Pierre et Paul, les moyens, suivent cent mètres derrière avec leurs casquettes à oreilles qui flottent sur les côtés. De temps en temps, ils se retournent pour voir si on arrive. Bien sûr qu’on arrive. On a pas le choix de toute façon. Nous les petits, on doit suivre et c’est tout. Mais on est drôlement courageux, c’est Rémy qui l’a dit. On ajuste pleurniché un peu quand on a quitté la maison en pleine nuit. Enfin, la pluie s’est arrêtée aujourd’hui, c’est déjà ça.
Au milieu de la matinée, les grands nous ont attendus et on s’est retrouvés tous ensemble dans une cabane au bord de la route. C’était un arrêt de car, je crois. J’ai demandé à Rémy :
— Où c’est qu’on va, Rémy ?
Ça me travaillait depuis un moment, cette question. Il a dit :
— On va vers l’ouest. Vers l’Océan.
Fabien a ajouté :
— L’océan Atlantique.
Et il a sorti de sa poche un paquet de gâteaux secs. C’était une bonne surprise parce que je pensais qu’on les avait tous finis. On a grignoté en silence et pendant tout ce temps les mots de Fabien dansaient dans la cabane :
— Océan Atlantique... océan Atlantique...

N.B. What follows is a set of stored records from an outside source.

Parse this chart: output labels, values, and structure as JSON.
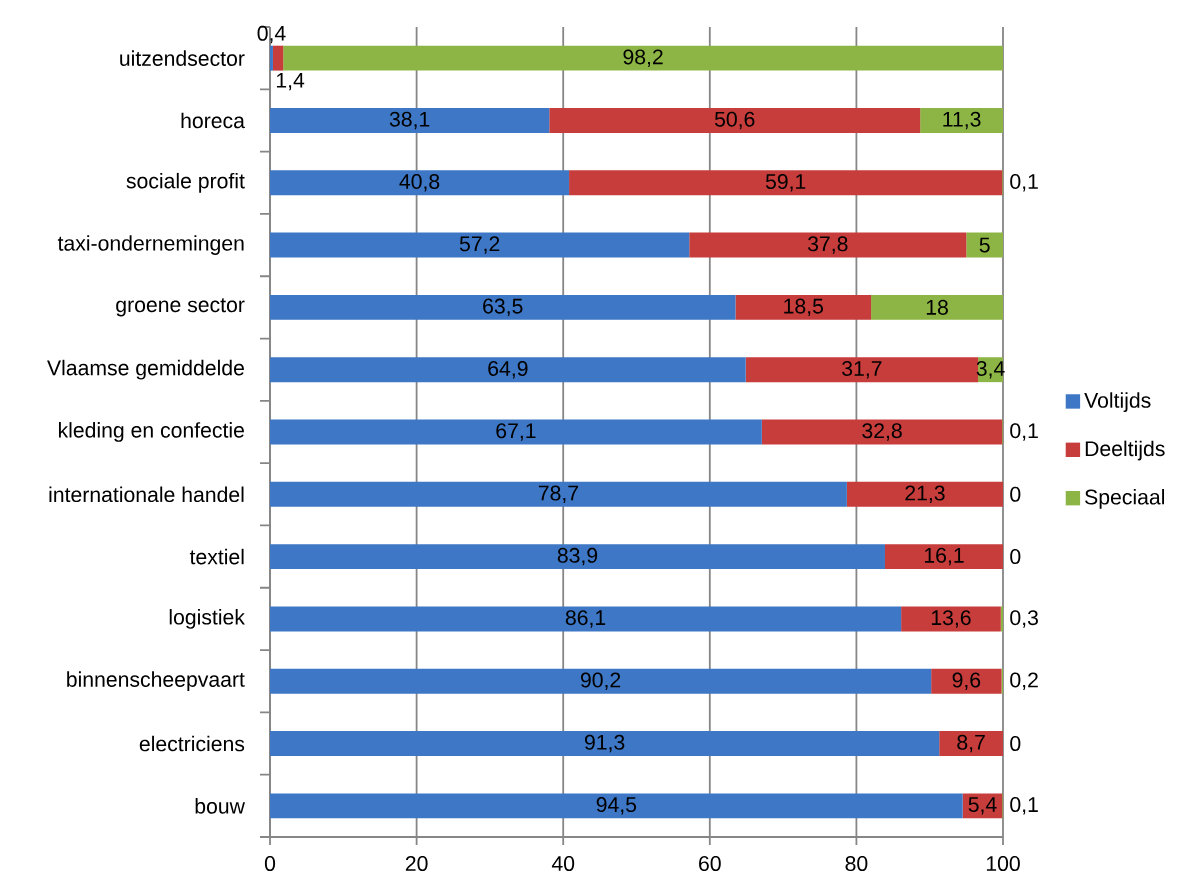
{
  "chart_data": {
    "type": "bar",
    "orientation": "horizontal",
    "stacked": true,
    "categories": [
      "uitzendsector",
      "horeca",
      "sociale profit",
      "taxi-ondernemingen",
      "groene sector",
      "Vlaamse gemiddelde",
      "kleding en confectie",
      "internationale handel",
      "textiel",
      "logistiek",
      "binnenscheepvaart",
      "electriciens",
      "bouw"
    ],
    "series": [
      {
        "name": "Voltijds",
        "color": "#3d77c5",
        "values": [
          0.4,
          38.1,
          40.8,
          57.2,
          63.5,
          64.9,
          67.1,
          78.7,
          83.9,
          86.1,
          90.2,
          91.3,
          94.5
        ],
        "value_labels": [
          "0,4",
          "38,1",
          "40,8",
          "57,2",
          "63,5",
          "64,9",
          "67,1",
          "78,7",
          "83,9",
          "86,1",
          "90,2",
          "91,3",
          "94,5"
        ]
      },
      {
        "name": "Deeltijds",
        "color": "#c63d3b",
        "values": [
          1.4,
          50.6,
          59.1,
          37.8,
          18.5,
          31.7,
          32.8,
          21.3,
          16.1,
          13.6,
          9.6,
          8.7,
          5.4
        ],
        "value_labels": [
          "1,4",
          "50,6",
          "59,1",
          "37,8",
          "18,5",
          "31,7",
          "32,8",
          "21,3",
          "16,1",
          "13,6",
          "9,6",
          "8,7",
          "5,4"
        ]
      },
      {
        "name": "Speciaal",
        "color": "#8db545",
        "values": [
          98.2,
          11.3,
          0.1,
          5,
          18,
          3.4,
          0.1,
          0,
          0,
          0.3,
          0.2,
          0,
          0.1
        ],
        "value_labels": [
          "98,2",
          "11,3",
          "0,1",
          "5",
          "18",
          "3,4",
          "0,1",
          "0",
          "0",
          "0,3",
          "0,2",
          "0",
          "0,1"
        ]
      }
    ],
    "xlim": [
      0,
      100
    ],
    "xticks": [
      0,
      20,
      40,
      60,
      80,
      100
    ],
    "grid": "x",
    "legend": "right"
  }
}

Les gens dans les voitures pouvaient bien nous jeter des coups d’oeil de travers, ils allaient certainement pas aussi loin que nous. Yann est resté caché, il a mangé dans son sac. Il a juste secoué les miettes avant de repartir pour pas que ça le gratte.
Océan Atlantique... Je sais pas combien de temps il faut pour y aller, à l’Atlantique, ni ce qu’on fera une fois qu’on sera arrivés là -bas... N’empêche que pendant une bonne heure on a moins senti la fatigue, Max et moi. On marchait de bon coeur. Il a même chaussé mes souliers de dame pendant un kilomètre ou deux.
Mais j’ai bien vu qu’il avait du mal avec. Alors je les ai repris.